SC unanimously allowed appeal - Upper Tribunal order quashing the Secretary of State’s decisions and declaring that M remained on bail in accordance with Bail Order, restored –

Said was well-established that a court order had to be obeyed unless and until it had been set aside or varied by the court (or, conceivably, overruled by legislation) - Rule applied to court orders whether they were valid or invalid, regular or irregular - Rationale for rule lay in the rule of law and, more particularly, basic principle that court orders should not be ignored by anyone, including the government -

Rather than applying this rule, CA decided, on the basis of case law concerned with unlawful administrative acts and decisions, Bail Order had no legal effect, and so Secretary of State not required to comply with it - Even in the context of administrative acts and decisions, an over-simplification to say that an unlawful act had no legal effect at all - Were a variety of circumstances in which an unlawful administrative act might have legal consequences - In any event, present case  concerned not with an unlawful administrative act but with an order of a tribunal, and so gives rise to different issues and is governed by different principles -

In this case, even if Bail Order invalid, Secretary of State obliged to comply with it, unless and until it was varied or set aside - Allegation that Bail Order invalid was not, therefore, a relevant defence to M’s application for judicial review - No other basis on which CA reversed Upper Tribunal  decision - Secretary of State did not ask SC to dismiss appeal on other grounds - It follows that M’s appeal should be allowed -

SC added that, even if alleged invalidity of Bail Order had been relevant, not necessarily appropriate to allow Secretary of State to raise this issue in the course of these proceedings - Secretary of State had every opportunity to challenge Bail Order if she considered that it was defective: she could, and should, have raised the matter with First-tier Tribunal, and she could alternatively have applied to Upper Tribunal for permission to apply for judicial review - Had she made such an application,  Upper Tribunal would have taken into account her delay in doing so, and any hardship which might be caused to M, when deciding whether to grant permission and whether to grant a remedy - CA procedure did not allow for consideration of these issues at any stage – Appeal allowed.

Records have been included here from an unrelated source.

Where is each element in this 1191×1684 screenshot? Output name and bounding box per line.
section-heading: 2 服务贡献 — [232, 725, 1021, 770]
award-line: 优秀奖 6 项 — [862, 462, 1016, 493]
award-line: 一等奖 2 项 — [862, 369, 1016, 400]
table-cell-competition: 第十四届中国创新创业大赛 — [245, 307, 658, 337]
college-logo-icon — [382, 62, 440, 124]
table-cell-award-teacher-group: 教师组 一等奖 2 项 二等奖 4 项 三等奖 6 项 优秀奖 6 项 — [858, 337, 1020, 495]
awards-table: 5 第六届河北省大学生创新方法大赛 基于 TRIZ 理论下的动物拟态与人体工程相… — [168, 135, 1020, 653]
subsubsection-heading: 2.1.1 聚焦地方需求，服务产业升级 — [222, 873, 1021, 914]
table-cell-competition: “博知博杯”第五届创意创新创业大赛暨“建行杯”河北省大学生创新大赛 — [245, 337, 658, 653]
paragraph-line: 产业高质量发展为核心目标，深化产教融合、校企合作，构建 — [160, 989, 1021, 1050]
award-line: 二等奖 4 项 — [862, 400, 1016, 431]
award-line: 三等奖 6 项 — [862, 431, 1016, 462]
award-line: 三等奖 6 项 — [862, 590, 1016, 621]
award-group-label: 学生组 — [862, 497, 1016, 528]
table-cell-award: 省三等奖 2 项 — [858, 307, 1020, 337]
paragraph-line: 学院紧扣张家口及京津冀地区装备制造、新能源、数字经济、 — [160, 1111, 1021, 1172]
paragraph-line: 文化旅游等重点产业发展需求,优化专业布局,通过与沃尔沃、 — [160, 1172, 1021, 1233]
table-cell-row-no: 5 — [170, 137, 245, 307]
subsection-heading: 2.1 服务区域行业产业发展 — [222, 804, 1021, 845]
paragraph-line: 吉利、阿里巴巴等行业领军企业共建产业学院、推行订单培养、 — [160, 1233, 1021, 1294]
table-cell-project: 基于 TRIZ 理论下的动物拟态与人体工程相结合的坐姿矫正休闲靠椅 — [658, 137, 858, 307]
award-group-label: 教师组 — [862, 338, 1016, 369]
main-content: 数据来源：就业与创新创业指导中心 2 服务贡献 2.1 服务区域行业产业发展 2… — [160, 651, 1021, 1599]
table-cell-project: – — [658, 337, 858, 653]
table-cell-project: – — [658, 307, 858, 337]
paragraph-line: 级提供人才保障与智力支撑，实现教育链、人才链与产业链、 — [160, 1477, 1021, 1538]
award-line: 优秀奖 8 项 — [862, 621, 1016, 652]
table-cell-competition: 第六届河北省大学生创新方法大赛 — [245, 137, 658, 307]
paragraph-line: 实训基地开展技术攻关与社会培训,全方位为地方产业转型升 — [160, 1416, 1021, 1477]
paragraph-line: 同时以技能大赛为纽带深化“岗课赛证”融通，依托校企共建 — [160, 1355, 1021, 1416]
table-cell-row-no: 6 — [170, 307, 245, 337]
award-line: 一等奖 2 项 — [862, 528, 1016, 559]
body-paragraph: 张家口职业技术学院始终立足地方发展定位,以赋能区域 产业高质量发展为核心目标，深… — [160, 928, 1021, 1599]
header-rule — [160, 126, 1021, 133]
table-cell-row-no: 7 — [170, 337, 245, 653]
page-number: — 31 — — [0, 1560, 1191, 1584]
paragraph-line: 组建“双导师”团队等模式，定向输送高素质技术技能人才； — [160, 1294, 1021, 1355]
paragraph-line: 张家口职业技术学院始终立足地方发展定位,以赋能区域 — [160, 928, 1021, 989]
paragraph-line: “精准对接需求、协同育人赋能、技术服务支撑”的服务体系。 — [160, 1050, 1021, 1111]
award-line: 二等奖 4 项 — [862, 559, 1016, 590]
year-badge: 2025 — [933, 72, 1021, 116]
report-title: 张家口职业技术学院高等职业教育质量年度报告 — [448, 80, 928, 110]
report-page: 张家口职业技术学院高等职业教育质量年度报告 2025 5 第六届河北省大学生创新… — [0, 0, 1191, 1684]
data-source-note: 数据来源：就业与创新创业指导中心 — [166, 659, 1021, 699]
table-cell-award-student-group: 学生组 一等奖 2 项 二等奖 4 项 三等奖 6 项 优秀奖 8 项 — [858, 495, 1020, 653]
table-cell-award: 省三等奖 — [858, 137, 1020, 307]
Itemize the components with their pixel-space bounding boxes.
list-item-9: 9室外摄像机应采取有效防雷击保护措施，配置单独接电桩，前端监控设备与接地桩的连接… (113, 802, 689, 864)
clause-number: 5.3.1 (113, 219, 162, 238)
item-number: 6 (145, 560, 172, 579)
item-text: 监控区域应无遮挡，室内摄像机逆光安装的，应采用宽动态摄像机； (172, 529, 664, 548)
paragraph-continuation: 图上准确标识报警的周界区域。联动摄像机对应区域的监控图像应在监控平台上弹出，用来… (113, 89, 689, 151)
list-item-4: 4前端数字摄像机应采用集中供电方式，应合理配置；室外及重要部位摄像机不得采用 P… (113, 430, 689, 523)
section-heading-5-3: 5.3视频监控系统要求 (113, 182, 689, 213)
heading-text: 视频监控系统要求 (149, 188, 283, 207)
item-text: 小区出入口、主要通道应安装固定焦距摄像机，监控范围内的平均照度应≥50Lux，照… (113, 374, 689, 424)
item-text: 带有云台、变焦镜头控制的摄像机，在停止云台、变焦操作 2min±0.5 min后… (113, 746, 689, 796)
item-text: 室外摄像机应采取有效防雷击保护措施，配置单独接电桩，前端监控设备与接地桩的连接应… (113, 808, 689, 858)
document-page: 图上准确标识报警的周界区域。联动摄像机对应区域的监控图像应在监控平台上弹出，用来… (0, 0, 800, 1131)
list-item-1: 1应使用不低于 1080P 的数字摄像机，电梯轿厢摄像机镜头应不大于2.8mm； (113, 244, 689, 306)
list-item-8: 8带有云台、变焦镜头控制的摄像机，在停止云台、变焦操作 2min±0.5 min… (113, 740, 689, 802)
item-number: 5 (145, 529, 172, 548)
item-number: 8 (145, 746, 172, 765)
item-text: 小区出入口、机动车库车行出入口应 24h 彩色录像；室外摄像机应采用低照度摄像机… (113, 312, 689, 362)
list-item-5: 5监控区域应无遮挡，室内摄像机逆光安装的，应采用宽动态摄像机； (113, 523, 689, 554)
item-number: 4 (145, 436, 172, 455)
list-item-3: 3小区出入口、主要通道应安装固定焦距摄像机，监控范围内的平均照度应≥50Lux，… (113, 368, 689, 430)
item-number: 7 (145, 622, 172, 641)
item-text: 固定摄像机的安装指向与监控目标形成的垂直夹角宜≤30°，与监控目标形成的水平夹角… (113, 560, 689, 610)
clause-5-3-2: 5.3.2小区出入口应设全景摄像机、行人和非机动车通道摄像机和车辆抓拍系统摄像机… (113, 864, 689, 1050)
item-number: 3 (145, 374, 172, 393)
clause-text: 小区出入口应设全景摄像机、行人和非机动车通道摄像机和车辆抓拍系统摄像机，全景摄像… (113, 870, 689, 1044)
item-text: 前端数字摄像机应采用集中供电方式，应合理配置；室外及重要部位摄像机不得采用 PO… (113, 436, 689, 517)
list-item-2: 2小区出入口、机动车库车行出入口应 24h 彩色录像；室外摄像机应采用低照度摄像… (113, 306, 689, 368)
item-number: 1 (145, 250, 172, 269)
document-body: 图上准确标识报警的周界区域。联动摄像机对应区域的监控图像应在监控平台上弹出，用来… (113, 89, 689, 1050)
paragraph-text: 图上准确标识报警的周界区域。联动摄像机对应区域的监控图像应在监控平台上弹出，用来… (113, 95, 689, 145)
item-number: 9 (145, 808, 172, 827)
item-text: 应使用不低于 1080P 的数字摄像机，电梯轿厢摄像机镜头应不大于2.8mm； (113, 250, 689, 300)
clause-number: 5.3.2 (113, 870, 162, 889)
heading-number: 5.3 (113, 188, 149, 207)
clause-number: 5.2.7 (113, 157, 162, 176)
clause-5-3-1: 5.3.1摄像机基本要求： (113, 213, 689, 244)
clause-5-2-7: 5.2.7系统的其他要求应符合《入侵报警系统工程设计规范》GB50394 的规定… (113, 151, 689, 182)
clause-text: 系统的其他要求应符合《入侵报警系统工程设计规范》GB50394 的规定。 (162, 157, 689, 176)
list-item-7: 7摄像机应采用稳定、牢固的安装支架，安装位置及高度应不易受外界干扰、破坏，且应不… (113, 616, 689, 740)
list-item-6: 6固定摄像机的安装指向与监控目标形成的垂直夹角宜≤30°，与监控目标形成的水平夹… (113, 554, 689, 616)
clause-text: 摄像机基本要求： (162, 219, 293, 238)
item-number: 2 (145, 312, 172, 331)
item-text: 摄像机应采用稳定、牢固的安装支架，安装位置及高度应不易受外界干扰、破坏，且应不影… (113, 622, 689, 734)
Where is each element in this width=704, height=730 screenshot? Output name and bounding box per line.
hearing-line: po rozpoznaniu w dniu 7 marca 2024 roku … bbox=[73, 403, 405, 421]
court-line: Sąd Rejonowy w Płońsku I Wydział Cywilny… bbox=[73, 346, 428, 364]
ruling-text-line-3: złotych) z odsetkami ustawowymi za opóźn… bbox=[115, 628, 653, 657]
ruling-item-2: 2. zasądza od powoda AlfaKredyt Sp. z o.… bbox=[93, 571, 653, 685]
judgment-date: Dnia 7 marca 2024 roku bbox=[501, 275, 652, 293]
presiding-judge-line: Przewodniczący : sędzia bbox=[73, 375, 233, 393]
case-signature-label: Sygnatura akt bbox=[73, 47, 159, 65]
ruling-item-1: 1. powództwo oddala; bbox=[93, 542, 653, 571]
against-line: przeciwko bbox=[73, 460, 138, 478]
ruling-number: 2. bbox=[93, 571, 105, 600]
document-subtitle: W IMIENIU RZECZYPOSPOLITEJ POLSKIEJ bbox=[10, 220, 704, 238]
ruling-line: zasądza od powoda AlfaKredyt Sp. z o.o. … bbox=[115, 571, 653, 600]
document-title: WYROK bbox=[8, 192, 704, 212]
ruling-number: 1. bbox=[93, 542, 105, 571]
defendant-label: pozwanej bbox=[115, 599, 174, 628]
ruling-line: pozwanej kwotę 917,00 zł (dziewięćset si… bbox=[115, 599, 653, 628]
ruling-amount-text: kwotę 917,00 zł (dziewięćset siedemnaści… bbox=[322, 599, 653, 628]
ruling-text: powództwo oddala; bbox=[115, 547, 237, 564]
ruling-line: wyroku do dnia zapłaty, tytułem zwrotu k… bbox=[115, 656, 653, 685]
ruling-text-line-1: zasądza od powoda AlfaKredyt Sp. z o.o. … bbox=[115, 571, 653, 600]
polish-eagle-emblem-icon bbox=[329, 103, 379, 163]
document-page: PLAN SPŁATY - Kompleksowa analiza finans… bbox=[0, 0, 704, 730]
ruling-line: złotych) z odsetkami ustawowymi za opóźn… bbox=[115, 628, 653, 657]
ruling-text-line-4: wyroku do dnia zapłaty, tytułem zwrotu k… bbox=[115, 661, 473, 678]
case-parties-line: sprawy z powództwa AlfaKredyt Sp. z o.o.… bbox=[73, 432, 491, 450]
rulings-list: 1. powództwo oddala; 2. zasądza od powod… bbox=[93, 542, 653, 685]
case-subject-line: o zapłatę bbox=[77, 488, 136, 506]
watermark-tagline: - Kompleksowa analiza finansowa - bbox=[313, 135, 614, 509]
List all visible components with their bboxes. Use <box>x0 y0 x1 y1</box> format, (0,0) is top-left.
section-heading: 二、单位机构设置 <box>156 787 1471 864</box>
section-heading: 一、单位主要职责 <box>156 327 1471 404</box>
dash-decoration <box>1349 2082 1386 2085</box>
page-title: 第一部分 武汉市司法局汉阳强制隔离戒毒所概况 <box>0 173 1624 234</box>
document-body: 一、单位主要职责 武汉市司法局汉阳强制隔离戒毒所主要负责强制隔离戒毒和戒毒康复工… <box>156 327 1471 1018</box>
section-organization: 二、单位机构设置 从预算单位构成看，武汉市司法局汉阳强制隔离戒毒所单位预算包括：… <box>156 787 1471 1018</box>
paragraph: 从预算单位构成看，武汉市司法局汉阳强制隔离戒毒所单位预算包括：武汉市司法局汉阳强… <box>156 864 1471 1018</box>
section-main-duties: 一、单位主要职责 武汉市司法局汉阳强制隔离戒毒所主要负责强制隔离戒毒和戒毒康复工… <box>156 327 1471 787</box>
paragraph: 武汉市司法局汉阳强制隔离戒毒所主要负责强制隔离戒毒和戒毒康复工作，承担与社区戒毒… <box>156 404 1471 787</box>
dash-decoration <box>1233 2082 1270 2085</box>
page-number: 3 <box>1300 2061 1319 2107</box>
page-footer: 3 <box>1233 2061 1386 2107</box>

Service of proceedings, tort gateway, foreign law

FS Cairo (Nile Plaza) v Lay Brownlie [2021] UKSC 45 (20 October 2021)

Unsuccessful appeal from CA - In January 2010, Lady B and her husband, Sir Ian Brownlie QC, were on holiday in Egypt - Stayed at Four Seasons Hotel Cairo at Nile Plaza - On 3 January 2010, they went on a guided driving tour which Lady B booked through the hotel - Vehicle they were travelling in during the tour crashed, killing Sir Ian and seriously injuring Lady B - She issued a claim in England seeking damages in contract and tort - Case reached SC – It said company she was suing not hotel operator and remitted matter to HC -

Lady B successfully sought permission to substitute FS and to serve the proceedings on it out of the jurisdiction – FS appealed on question of whether permission should have been given to serve the proceedings out of the jurisdiction- CA dismissed appeal.

FS raised two issues before the Supreme Court - First (tort gateway issue) was whether Lady B’s tort claims satisfied requirements of the relevant jurisdictional ‘gateway’ in the Civil Procedure Rules (CPR) - Second (foreign law issue) was whether, in order to show that her claims in both contract and tort had a reasonable prospect of success, Lady B had to provide evidence of Egyptian law – SC dismissed FS appeal on both issues.